| name | csv-data-pipeline |
| description | Cleans, validates, and transforms CSV files for analysis. Use when user says "clean this CSV", "fix my data", "prepare this spreadsheet for analysis", "validate this dataset", or uploads a .csv file that needs processing. |
CSV Data Pipeline
Instructions
Step 1: Inspect the Data
When the user provides a CSV file:
- Read the first 10 rows to understand structure
- Count total rows and columns
- Identify column types (text, number, date, boolean, email, URL)
- Report findings to the user:
"Your file has {rows} rows and {cols} columns.
Here's what I found:
- {col_name}: {type} ({null_count} missing values)
- ...
{issues_count} potential issues detected."
Step 2: Identify Issues
Check for these common problems:
| Issue | Detection | Auto-fix? |
|---|
| Missing values | Null/empty cells | Ask user |
| Duplicate rows | Exact row matches | Yes |
| Inconsistent dates | Multiple formats in same column | Yes — standardize to YYYY-MM-DD |
| Leading/trailing whitespace | Strip and compare | Yes |
| Mixed case in categories | "Active" vs "active" vs "ACTIVE" | Yes — normalize to lowercase |
| Outliers | Values > 3 standard deviations from mean | Flag, don't auto-fix |
Present issues to the user and ask which to fix.
Step 3: Apply Fixes
For each approved fix:
python scripts/validate_csv.py --input {filename} --checks all
If the script finds issues:
- Apply automatic fixes (whitespace, duplicates, date normalization)
- For ambiguous fixes (missing values, outliers), ask the user:
"Column 'revenue' has 12 missing values.

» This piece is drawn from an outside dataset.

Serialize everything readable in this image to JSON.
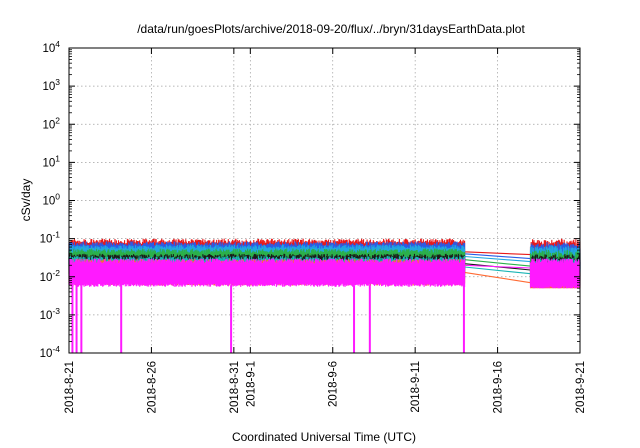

Should I: (a) drop those rows, (b) fill with column median, (c) fill with 0, or (d) leave as-is?"
Step 4: Export Clean Data
Save the cleaned file with a descriptive name:
{original_name}_cleaned.csv — processed data
{original_name}_report.txt — summary of changes made
Tell the user what changed:
"Done! Here's what I fixed:
- Removed 23 duplicate rows
- Standardized 4 date formats to YYYY-MM-DD
- Trimmed whitespace in 'name' and 'email' columns
- Flagged 3 outliers in 'revenue' (not changed)

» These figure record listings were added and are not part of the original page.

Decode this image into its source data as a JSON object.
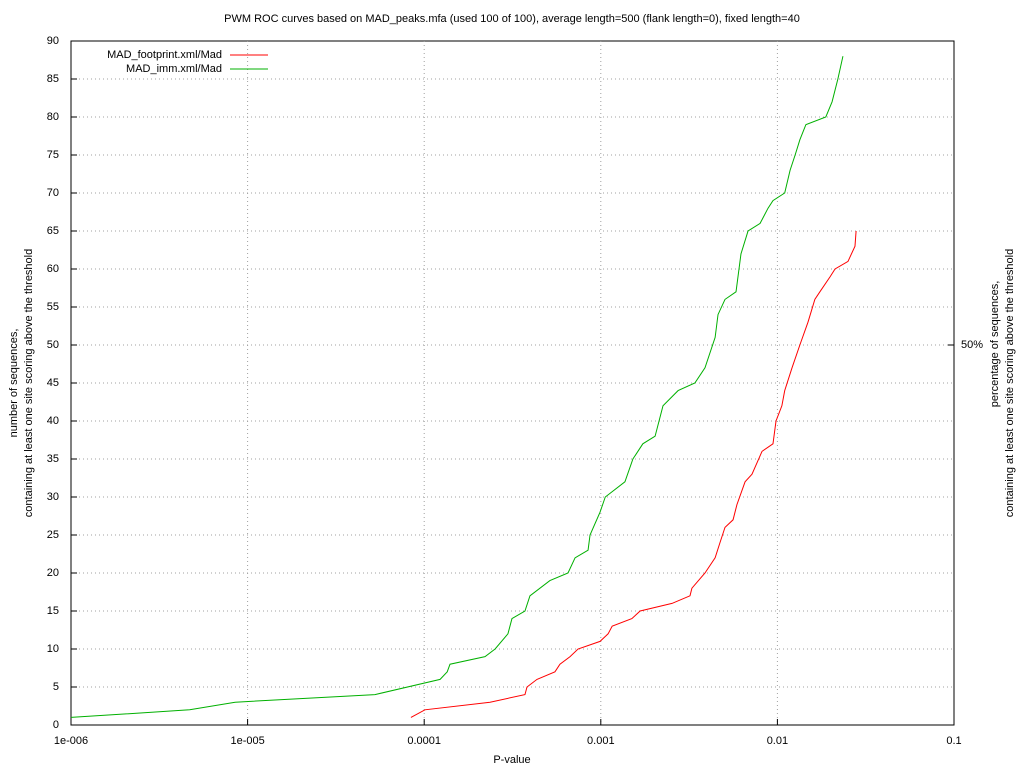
{
  "chart_data": {
    "type": "line",
    "title": "PWM ROC curves based on MAD_peaks.mfa (used 100 of 100), average length=500 (flank length=0), fixed length=40",
    "xlabel": "P-value",
    "ylabel": [
      "number of sequences,",
      "containing at least one site scoring above the threshold"
    ],
    "y2label": [
      "percentage of sequences,",
      "containing at least one site scoring above the threshold"
    ],
    "xscale": "log",
    "xlim": [
      1e-06,
      0.1
    ],
    "xticks": [
      {
        "value": 1e-06,
        "label": "1e-006"
      },
      {
        "value": 1e-05,
        "label": "1e-005"
      },
      0.0001,
      0.001,
      0.01,
      0.1
    ],
    "ylim": [
      0,
      90
    ],
    "yticks": [
      0,
      5,
      10,
      15,
      20,
      25,
      30,
      35,
      40,
      45,
      50,
      55,
      60,
      65,
      70,
      75,
      80,
      85,
      90
    ],
    "y2lim": [
      0,
      90
    ],
    "y2ticks": [
      {
        "value": 50,
        "label": "50%"
      }
    ],
    "grid": true,
    "legend": "top left",
    "series": [
      {
        "name": "MAD_footprint.xml/Mad",
        "color": "#ff0000",
        "x": [
          8.41e-05,
          0.000101,
          0.000236,
          0.000372,
          0.000382,
          0.000435,
          0.00055,
          0.000587,
          0.00067,
          0.000743,
          0.00099,
          0.0011,
          0.00116,
          0.0015,
          0.00167,
          0.00253,
          0.0032,
          0.00328,
          0.00389,
          0.00444,
          0.00473,
          0.00505,
          0.00561,
          0.0059,
          0.00656,
          0.00718,
          0.00818,
          0.00944,
          0.00982,
          0.0106,
          0.011,
          0.0121,
          0.0134,
          0.0149,
          0.0163,
          0.0174,
          0.0199,
          0.0212,
          0.0251,
          0.0275,
          0.0279
        ],
        "values": [
          1,
          2,
          3,
          4,
          5,
          6,
          7,
          8,
          9,
          10,
          11,
          12,
          13,
          14,
          15,
          16,
          17,
          18,
          20,
          22,
          24,
          26,
          27,
          29,
          32,
          33,
          36,
          37,
          40,
          42,
          44,
          47,
          50,
          53,
          56,
          57,
          59,
          60,
          61,
          63,
          65
        ]
      },
      {
        "name": "MAD_imm.xml/Mad",
        "color": "#00b000",
        "x": [
          1e-06,
          4.7e-06,
          8.5e-06,
          5.26e-05,
          0.000123,
          0.000135,
          0.00014,
          0.000221,
          0.000252,
          0.000298,
          0.000314,
          0.000372,
          0.000397,
          0.000515,
          0.000652,
          0.000715,
          0.000847,
          0.000869,
          0.00099,
          0.00106,
          0.00137,
          0.00152,
          0.00173,
          0.00203,
          0.00225,
          0.00274,
          0.00341,
          0.00389,
          0.00444,
          0.00461,
          0.00505,
          0.00583,
          0.00622,
          0.00682,
          0.00798,
          0.00885,
          0.00944,
          0.011,
          0.0118,
          0.0126,
          0.0134,
          0.0145,
          0.0188,
          0.0204,
          0.022,
          0.0235
        ],
        "values": [
          1,
          2,
          3,
          4,
          6,
          7,
          8,
          9,
          10,
          12,
          14,
          15,
          17,
          19,
          20,
          22,
          23,
          25,
          28,
          30,
          32,
          35,
          37,
          38,
          42,
          44,
          45,
          47,
          51,
          54,
          56,
          57,
          62,
          65,
          66,
          68,
          69,
          70,
          73,
          75,
          77,
          79,
          80,
          82,
          85,
          88
        ]
      }
    ]
  }
}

Clean file: data_cleaned.csv"
Examples
Example 1: Messy Customer List
User: "Clean this customer spreadsheet"
Found: 500 rows, columns [name, email, signup_date, plan, revenue]
Issues:
- 12 duplicate emails
- signup_date has "01/15/2025", "2025-01-15", "Jan 15, 2025" formats
- 3 rows with missing email
- "Pro", "pro", "PRO" in plan column
Actions: Remove dupes, normalize dates, flag missing emails, lowercase plans.
Example 2: Large Dataset Validation
User: "Validate this CSV before I import to our database"
Run full validation suite. Report schema compatibility issues.
Flag any values that would violate database constraints (nulls in required fields, strings in numeric columns, dates out of range).
Troubleshooting
"File too large to process"
Cause: CSV exceeds available memory.
Solution: Process in chunks of 10,000 rows. Ask user if sampling is acceptable for initial analysis.
"Encoding error on read"
Cause: File isn't UTF-8.
Solution: Try latin-1 encoding. If that fails, ask user what encoding the file uses.
"Column count mismatch between rows"
Cause: Unescaped commas or newlines in data.
Solution: Try reading with different quoting settings. Show the problematic rows to the user.